Tali tambang yang terdiri
dari lipatan berbuku-buku itu dilempar ke daratan, menghasilkan suara seperti
batang pisang yang jatuh di tanah lembab. "Gedebuk", benar-benar
seperti itu. Suara-suara mereka begitu parau, melompatkan seruan-seruan kotornya,
sambil menghembuskan nafas tembakau. Mulutnya memang tak pernah bisa lepas dari
tembakau, asapnya bercampur dengan udara amis dan kasar, atmosfer kasar begitu
kental memang. Tak bisa lah, berseru tak kencang, memang sudah tradisi. Berseru
kencang dan kotor menyatu dengan persaudaraan yang kental nan syahdu.
Kembala-kembala begitu kering
kerontang, sapi-sapi sulit mengganyang rumput, tak doyan ikan. Bisa-bisa mati
karena kebanyakan mengganyang sampah. Sampah-sampah yang memampatkan aliran
sungai, membentuk koloni sepanjang aliran sungai, menjadikan bakteri Escherichia coli tumbuh subur
menggerogoti jajahannya. Ditambah lalat-lalat hijau yang beterbangan seperti
pawai kampanya pilpres kemaren yang girang dan gila.
Kakek tua itu terpogoh-pogoh
berkeringat, membawa karavan berisi sekotak besar es batu. Sambil membenarkan
celana yang kendor, ia mencacah-cacah emasnya itu dengan palu kayu dan clurit
berkarat. Begitu lincah, hafal mana bagian yang harus dipukul-cacah-kan dan
mana yang harus ditinggal utuh. Tangannya begitu tebal seperti kulit badak, tak
terasa panasnya es yang melumer seperti lendir itu.
Orang-orang itu mulai
berunding di pangkalan solar yang kumuh tepi laut. Solar sudah seperti nasi,
merupakan produk primer. Suara sahut-menyahut bertalu-talu, keras, menukik,
menghantam dari atas, tepat di ubun-ubun.
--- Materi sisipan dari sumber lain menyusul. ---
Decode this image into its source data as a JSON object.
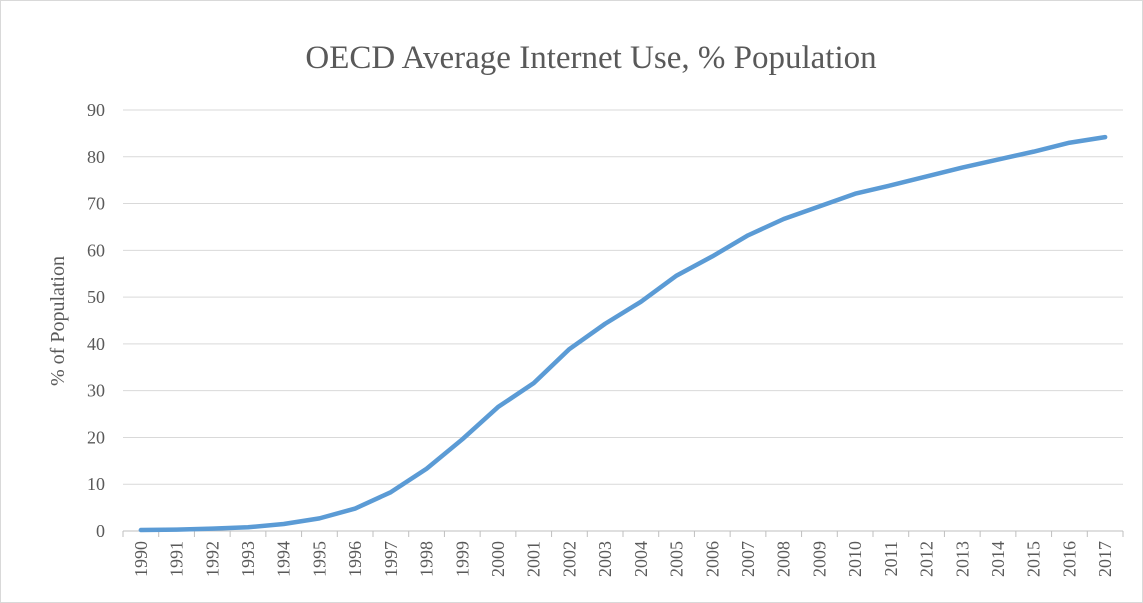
{
  "chart_data": {
    "type": "line",
    "title": "OECD Average Internet Use, % Population",
    "xlabel": "",
    "ylabel": "% of Population",
    "x": [
      "1990",
      "1991",
      "1992",
      "1993",
      "1994",
      "1995",
      "1996",
      "1997",
      "1998",
      "1999",
      "2000",
      "2001",
      "2002",
      "2003",
      "2004",
      "2005",
      "2006",
      "2007",
      "2008",
      "2009",
      "2010",
      "2011",
      "2012",
      "2013",
      "2014",
      "2015",
      "2016",
      "2017"
    ],
    "series": [
      {
        "values": [
          0.2,
          0.3,
          0.5,
          0.8,
          1.5,
          2.7,
          4.8,
          8.3,
          13.3,
          19.6,
          26.5,
          31.6,
          38.9,
          44.3,
          49.0,
          54.6,
          58.7,
          63.2,
          66.7,
          69.4,
          72.1,
          73.9,
          75.8,
          77.7,
          79.4,
          81.1,
          83.0,
          84.2
        ],
        "color": "#5b9bd5"
      }
    ],
    "yticks": [
      "0",
      "10",
      "20",
      "30",
      "40",
      "50",
      "60",
      "70",
      "80",
      "90"
    ],
    "ylim": [
      0,
      90
    ],
    "grid": true,
    "legend": "none"
  }
}
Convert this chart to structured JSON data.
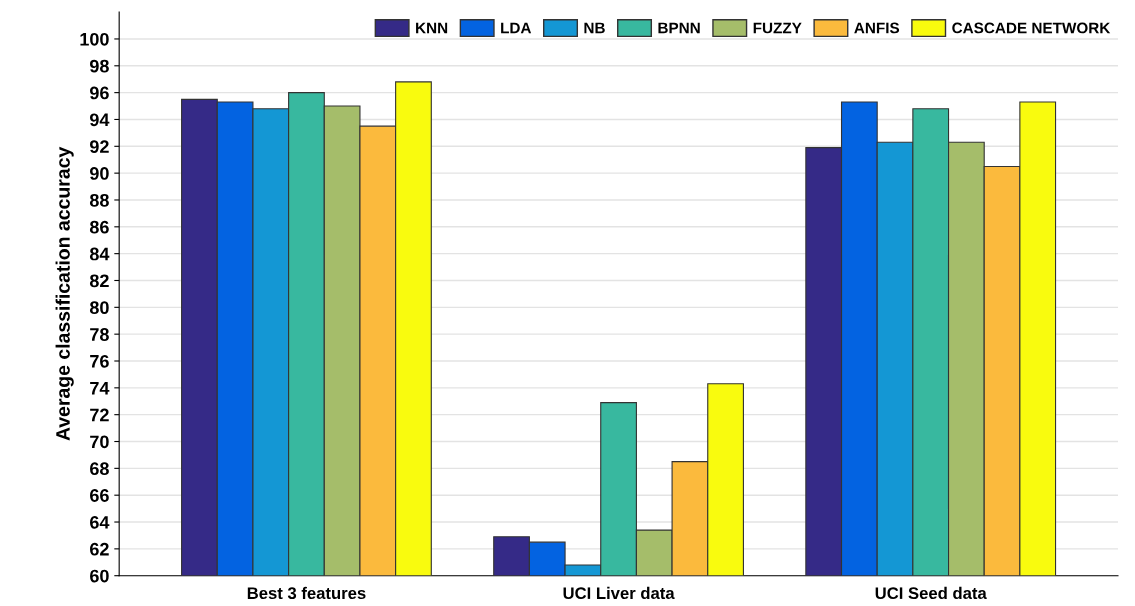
{
  "chart_data": {
    "type": "bar",
    "ylabel": "Average classification accuracy",
    "categories": [
      "Best 3 features",
      "UCI Liver data",
      "UCI Seed data"
    ],
    "series": [
      {
        "name": "KNN",
        "color": "#352a87",
        "values": [
          95.5,
          62.9,
          91.9
        ]
      },
      {
        "name": "LDA",
        "color": "#0363e1",
        "values": [
          95.3,
          62.5,
          95.3
        ]
      },
      {
        "name": "NB",
        "color": "#1497d4",
        "values": [
          94.8,
          60.8,
          92.3
        ]
      },
      {
        "name": "BPNN",
        "color": "#38b89f",
        "values": [
          96.0,
          72.9,
          94.8
        ]
      },
      {
        "name": "FUZZY",
        "color": "#a5bd6a",
        "values": [
          95.0,
          63.4,
          92.3
        ]
      },
      {
        "name": "ANFIS",
        "color": "#fbba3d",
        "values": [
          93.5,
          68.5,
          90.5
        ]
      },
      {
        "name": "CASCADE NETWORK",
        "color": "#f9fb0e",
        "values": [
          96.8,
          74.3,
          95.3
        ]
      }
    ],
    "ylim": [
      60,
      102
    ],
    "yticks": [
      60,
      62,
      64,
      66,
      68,
      70,
      72,
      74,
      76,
      78,
      80,
      82,
      84,
      86,
      88,
      90,
      92,
      94,
      96,
      98,
      100
    ],
    "grid": "y",
    "legend": "top right"
  }
}
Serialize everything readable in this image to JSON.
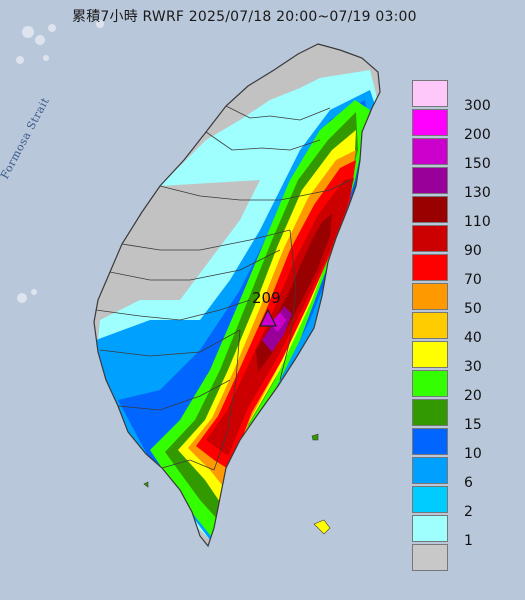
{
  "header": {
    "title": "累積7小時 RWRF 2025/07/18 20:00~07/19 03:00"
  },
  "map": {
    "sea_label": "Formosa Strait",
    "peak_value": "209",
    "colors": {
      "sea": "#b9c7da",
      "land_gray": "#c2c2c2",
      "border": "#3a3a3a"
    }
  },
  "legend": {
    "items": [
      {
        "label": "300",
        "color": "#ffc8fa"
      },
      {
        "label": "200",
        "color": "#ff00ff"
      },
      {
        "label": "150",
        "color": "#cc00cc"
      },
      {
        "label": "130",
        "color": "#990099"
      },
      {
        "label": "110",
        "color": "#990000"
      },
      {
        "label": "90",
        "color": "#cc0000"
      },
      {
        "label": "70",
        "color": "#ff0000"
      },
      {
        "label": "50",
        "color": "#ff9900"
      },
      {
        "label": "40",
        "color": "#ffcc00"
      },
      {
        "label": "30",
        "color": "#ffff00"
      },
      {
        "label": "20",
        "color": "#33ff00"
      },
      {
        "label": "15",
        "color": "#339900"
      },
      {
        "label": "10",
        "color": "#0066ff"
      },
      {
        "label": "6",
        "color": "#00a0ff"
      },
      {
        "label": "2",
        "color": "#00ccff"
      },
      {
        "label": "1",
        "color": "#9fffff"
      },
      {
        "label": "",
        "color": "#c8c8c8"
      }
    ]
  }
}
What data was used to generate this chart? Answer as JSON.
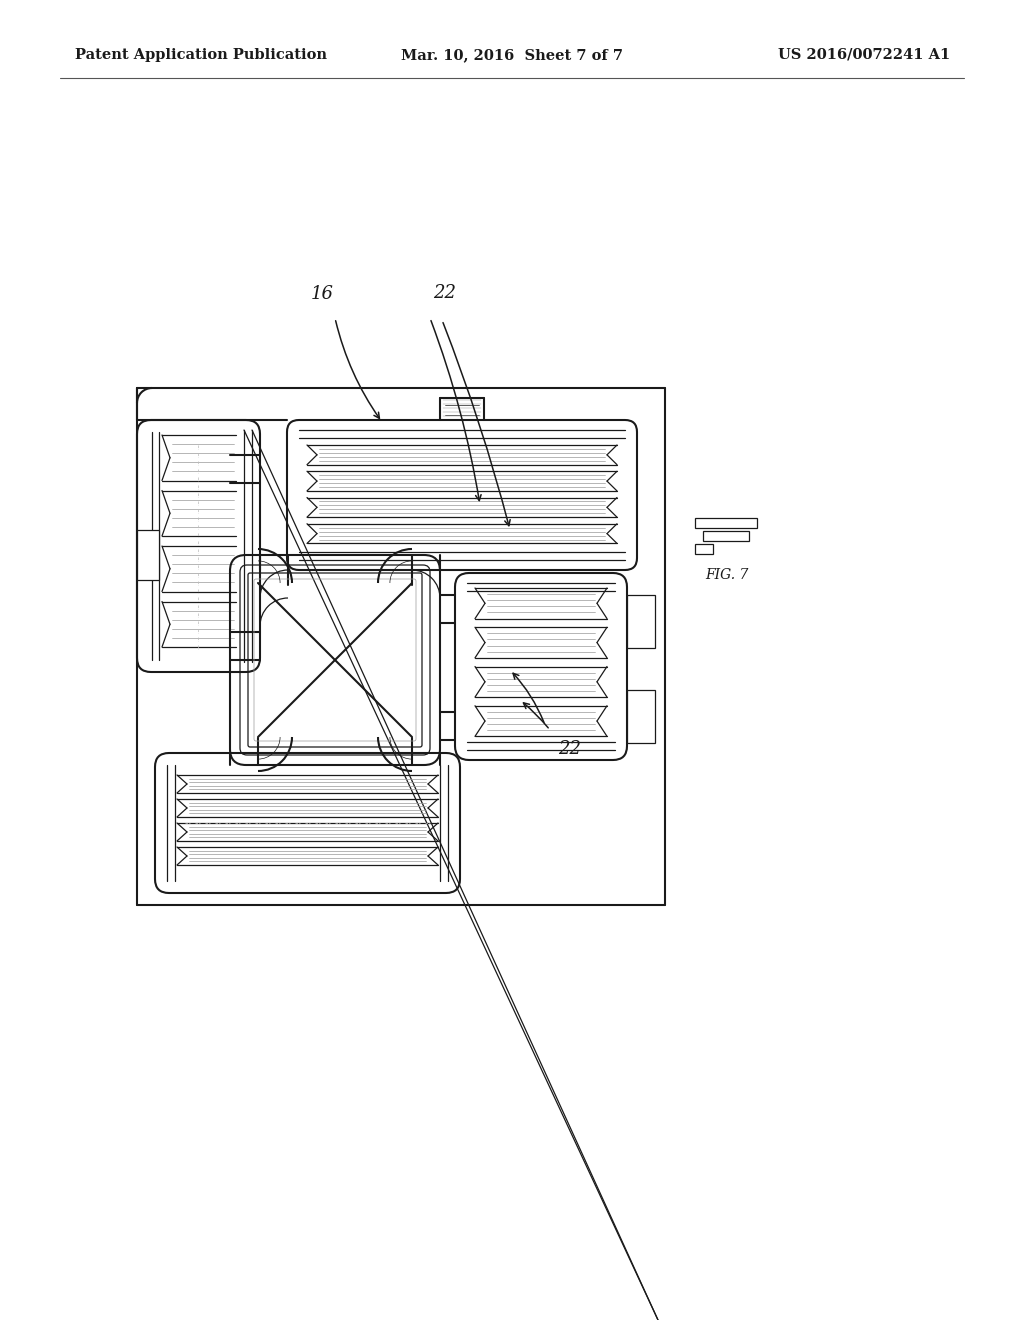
{
  "title_left": "Patent Application Publication",
  "title_mid": "Mar. 10, 2016  Sheet 7 of 7",
  "title_right": "US 2016/0072241 A1",
  "label_16": "16",
  "label_22a": "22",
  "label_22b": "22",
  "bg_color": "#ffffff",
  "lc": "#1a1a1a",
  "gray": "#999999",
  "lightgray": "#cccccc",
  "fig_label": "FIG. 7",
  "title_fontsize": 10.5,
  "label_fontsize": 13
}
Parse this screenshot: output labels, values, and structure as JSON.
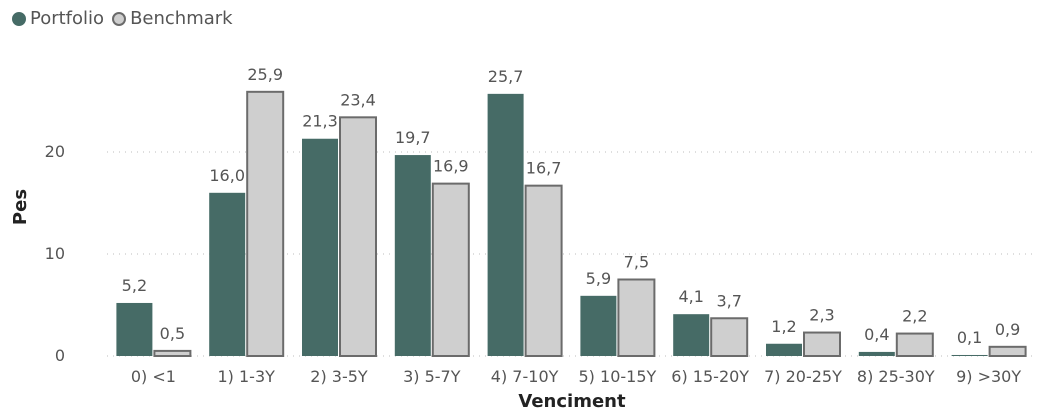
{
  "legend": {
    "items": [
      {
        "name": "Portfolio",
        "color": "#466b66"
      },
      {
        "name": "Benchmark",
        "color": "#cfcfcf",
        "border": "#6b6b6b"
      }
    ]
  },
  "chart_data": {
    "type": "bar",
    "categories": [
      "0) <1",
      "1) 1-3Y",
      "2) 3-5Y",
      "3) 5-7Y",
      "4) 7-10Y",
      "5) 10-15Y",
      "6) 15-20Y",
      "7) 20-25Y",
      "8) 25-30Y",
      "9) >30Y"
    ],
    "series": [
      {
        "name": "Portfolio",
        "values": [
          5.2,
          16.0,
          21.3,
          19.7,
          25.7,
          5.9,
          4.1,
          1.2,
          0.4,
          0.1
        ],
        "labels": [
          "5,2",
          "16,0",
          "21,3",
          "19,7",
          "25,7",
          "5,9",
          "4,1",
          "1,2",
          "0,4",
          "0,1"
        ],
        "color": "#466b66"
      },
      {
        "name": "Benchmark",
        "values": [
          0.5,
          25.9,
          23.4,
          16.9,
          16.7,
          7.5,
          3.7,
          2.3,
          2.2,
          0.9
        ],
        "labels": [
          "0,5",
          "25,9",
          "23,4",
          "16,9",
          "16,7",
          "7,5",
          "3,7",
          "2,3",
          "2,2",
          "0,9"
        ],
        "color": "#cfcfcf",
        "border": "#6b6b6b"
      }
    ],
    "xlabel": "Venciment",
    "ylabel": "Pes",
    "yticks": [
      0,
      10,
      20
    ],
    "ytick_labels": [
      "0",
      "10",
      "20"
    ],
    "ylim": [
      0,
      28
    ],
    "grid": true,
    "legend_position": "top-left"
  }
}
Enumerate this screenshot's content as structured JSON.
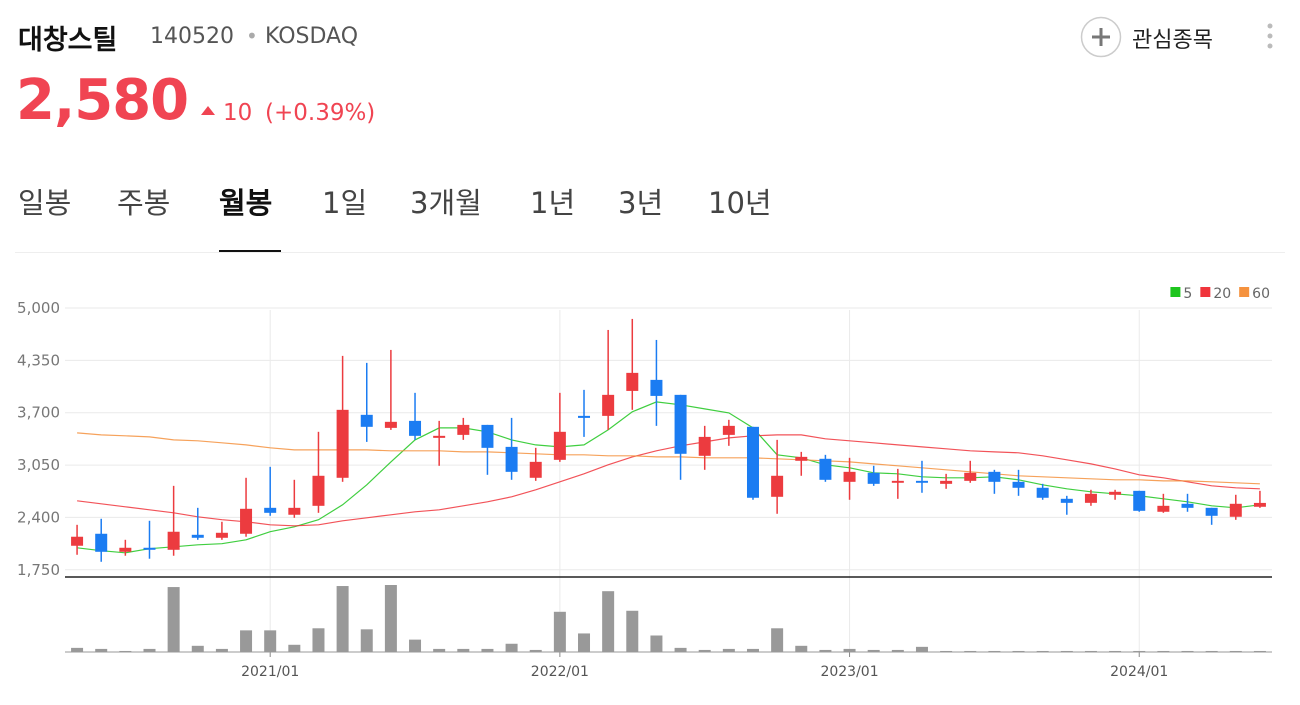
{
  "header": {
    "title": "대창스틸",
    "code": "140520",
    "separator": "•",
    "market": "KOSDAQ",
    "price": "2,580",
    "change": "10",
    "change_rate": "(+0.39%)",
    "watch_button": "관심종목"
  },
  "tabs": {
    "items": [
      "일봉",
      "주봉",
      "월봉",
      "1일",
      "3개월",
      "1년",
      "3년",
      "10년"
    ],
    "active": 2
  },
  "chart_data": {
    "type": "candlestick",
    "categories": [
      null,
      null,
      null,
      null,
      null,
      null,
      null,
      null,
      "2021/01",
      null,
      null,
      null,
      null,
      null,
      null,
      null,
      null,
      null,
      null,
      null,
      "2022/01",
      null,
      null,
      null,
      null,
      null,
      null,
      null,
      null,
      null,
      null,
      null,
      "2023/01",
      null,
      null,
      null,
      null,
      null,
      null,
      null,
      null,
      null,
      null,
      null,
      "2024/01",
      null,
      null,
      null,
      null,
      null
    ],
    "open": [
      2048,
      2197,
      1973,
      2023,
      1998,
      2184,
      2147,
      2197,
      2519,
      2433,
      2544,
      2892,
      3674,
      3512,
      3599,
      3388,
      3425,
      3549,
      3276,
      2892,
      3115,
      3661,
      3661,
      3971,
      4108,
      3922,
      3165,
      3425,
      3525,
      2656,
      3103,
      3128,
      2842,
      2954,
      2830,
      2854,
      2817,
      2854,
      2966,
      2842,
      2768,
      2631,
      2581,
      2681,
      2730,
      2470,
      2569,
      2519,
      2408,
      2532
    ],
    "high": [
      2308,
      2383,
      2122,
      2358,
      2792,
      2519,
      2346,
      2892,
      3028,
      2867,
      3463,
      4406,
      4319,
      4480,
      3947,
      3599,
      3636,
      3549,
      3636,
      3264,
      3947,
      3984,
      4728,
      4865,
      4604,
      3922,
      3537,
      3612,
      3525,
      3363,
      3214,
      3177,
      3140,
      3041,
      3003,
      3103,
      2941,
      3103,
      2991,
      2991,
      2817,
      2668,
      2743,
      2743,
      2730,
      2693,
      2693,
      2519,
      2681,
      2730
    ],
    "low": [
      1936,
      1849,
      1924,
      1887,
      1924,
      2122,
      2122,
      2160,
      2420,
      2395,
      2457,
      2842,
      3338,
      3487,
      3363,
      3041,
      3363,
      2929,
      2867,
      2854,
      3090,
      3400,
      3487,
      3736,
      3537,
      2867,
      2991,
      3289,
      2619,
      2445,
      2917,
      2842,
      2619,
      2792,
      2631,
      2706,
      2755,
      2830,
      2693,
      2668,
      2619,
      2433,
      2544,
      2619,
      2470,
      2457,
      2470,
      2308,
      2370,
      2519
    ],
    "close": [
      2160,
      1973,
      2023,
      1998,
      2222,
      2147,
      2209,
      2507,
      2457,
      2519,
      2917,
      3736,
      3525,
      3587,
      3413,
      3413,
      3549,
      3264,
      2966,
      3090,
      3463,
      3636,
      3922,
      4195,
      3909,
      3190,
      3400,
      3537,
      2644,
      2917,
      3152,
      2867,
      2966,
      2817,
      2854,
      2830,
      2854,
      2954,
      2842,
      2768,
      2644,
      2581,
      2693,
      2718,
      2482,
      2544,
      2519,
      2420,
      2569,
      2580
    ],
    "up_color": "#ec3b3f",
    "down_color": "#1b7cf2",
    "volume": [
      4,
      3,
      1,
      3,
      63,
      6,
      3,
      21,
      21,
      7,
      23,
      64,
      22,
      65,
      12,
      3,
      3,
      3,
      8,
      2,
      39,
      18,
      59,
      40,
      16,
      4,
      2,
      3,
      3,
      23,
      6,
      2,
      3,
      2,
      2,
      5,
      1,
      1,
      1,
      1,
      1,
      1,
      1,
      1,
      1,
      1,
      1,
      1,
      1,
      1
    ],
    "volume_color": "#999999",
    "series": [
      {
        "name": "5",
        "color": "#1ec51e",
        "values": [
          2023,
          1986,
          1961,
          2011,
          2035,
          2060,
          2073,
          2122,
          2222,
          2284,
          2371,
          2557,
          2805,
          3090,
          3363,
          3512,
          3512,
          3463,
          3363,
          3301,
          3276,
          3301,
          3487,
          3711,
          3835,
          3798,
          3748,
          3698,
          3512,
          3177,
          3140,
          3053,
          3016,
          2954,
          2941,
          2904,
          2892,
          2892,
          2904,
          2867,
          2805,
          2755,
          2718,
          2693,
          2668,
          2631,
          2594,
          2544,
          2519,
          2557
        ]
      },
      {
        "name": "20",
        "color": "#f0353c",
        "values": [
          2606,
          2569,
          2532,
          2495,
          2457,
          2408,
          2371,
          2346,
          2308,
          2296,
          2308,
          2358,
          2395,
          2433,
          2470,
          2495,
          2544,
          2594,
          2656,
          2743,
          2842,
          2941,
          3053,
          3152,
          3227,
          3289,
          3338,
          3388,
          3413,
          3425,
          3425,
          3376,
          3351,
          3326,
          3301,
          3276,
          3252,
          3227,
          3214,
          3202,
          3165,
          3115,
          3065,
          3003,
          2929,
          2892,
          2842,
          2792,
          2768,
          2755
        ]
      },
      {
        "name": "60",
        "color": "#f5923e",
        "values": [
          3450,
          3425,
          3413,
          3400,
          3363,
          3351,
          3326,
          3301,
          3264,
          3239,
          3239,
          3239,
          3239,
          3227,
          3227,
          3227,
          3214,
          3214,
          3202,
          3190,
          3177,
          3177,
          3165,
          3165,
          3152,
          3152,
          3140,
          3140,
          3140,
          3128,
          3115,
          3103,
          3090,
          3065,
          3041,
          3016,
          2991,
          2966,
          2941,
          2917,
          2904,
          2892,
          2879,
          2867,
          2867,
          2854,
          2854,
          2842,
          2830,
          2817
        ]
      }
    ],
    "ylim": [
      1660,
      5100
    ],
    "yticks": [
      {
        "value": 1750,
        "label": "1,750"
      },
      {
        "value": 2400,
        "label": "2,400"
      },
      {
        "value": 3050,
        "label": "3,050"
      },
      {
        "value": 3700,
        "label": "3,700"
      },
      {
        "value": 4350,
        "label": "4,350"
      },
      {
        "value": 5000,
        "label": "5,000"
      }
    ],
    "grid": true,
    "legend": "top-right"
  }
}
Muda mudi, perempuan berpakaian
setengah terbuka tak memakai kutang, anak usia tanggung berambut seperti
potongan kuda, kakek-nenek tua berambut putih memilukan, semua, bahkan kambing
gembalaan ikut nimbrung sok paham.
Kambing yang manusia dan manusia yang terkadang kambing.
Jalan di perkampungan nelayan
itu bergeronjal kasar, batu dan tanah merah menyatu di daratan yang miring dan
bercumbu dengan laut itu. Tidak seperti di kota yang halus dan bau bakaran
belerang setelah hujan. Hidung begitu dimanjakan disini, aroma seperti tai
kering, yang mungkin itu ikan kering yang mulai membusuk, bakaran ikan yang
menggoda, bau solar yang menyeruak di susul suara mesin berat yang membahana
membentuk harmoni irama seperti betotan contra bass swing jazz lawas.
Bapak-bapak itu pada
berbincang riuh, diatas kapal-kapal kayu yang terlihat kuat itu. Mendayu
bergoyang dihempas ombak sore yang pilu. Permukaan laut sore itu relatif
tenang, hanya sesekali berkecipak, bercanda dengan angin. Sore itu kapal sedang
akan berangkat, aku tak tahu kehidupan mereka 24 jam ke depan di jauh sana.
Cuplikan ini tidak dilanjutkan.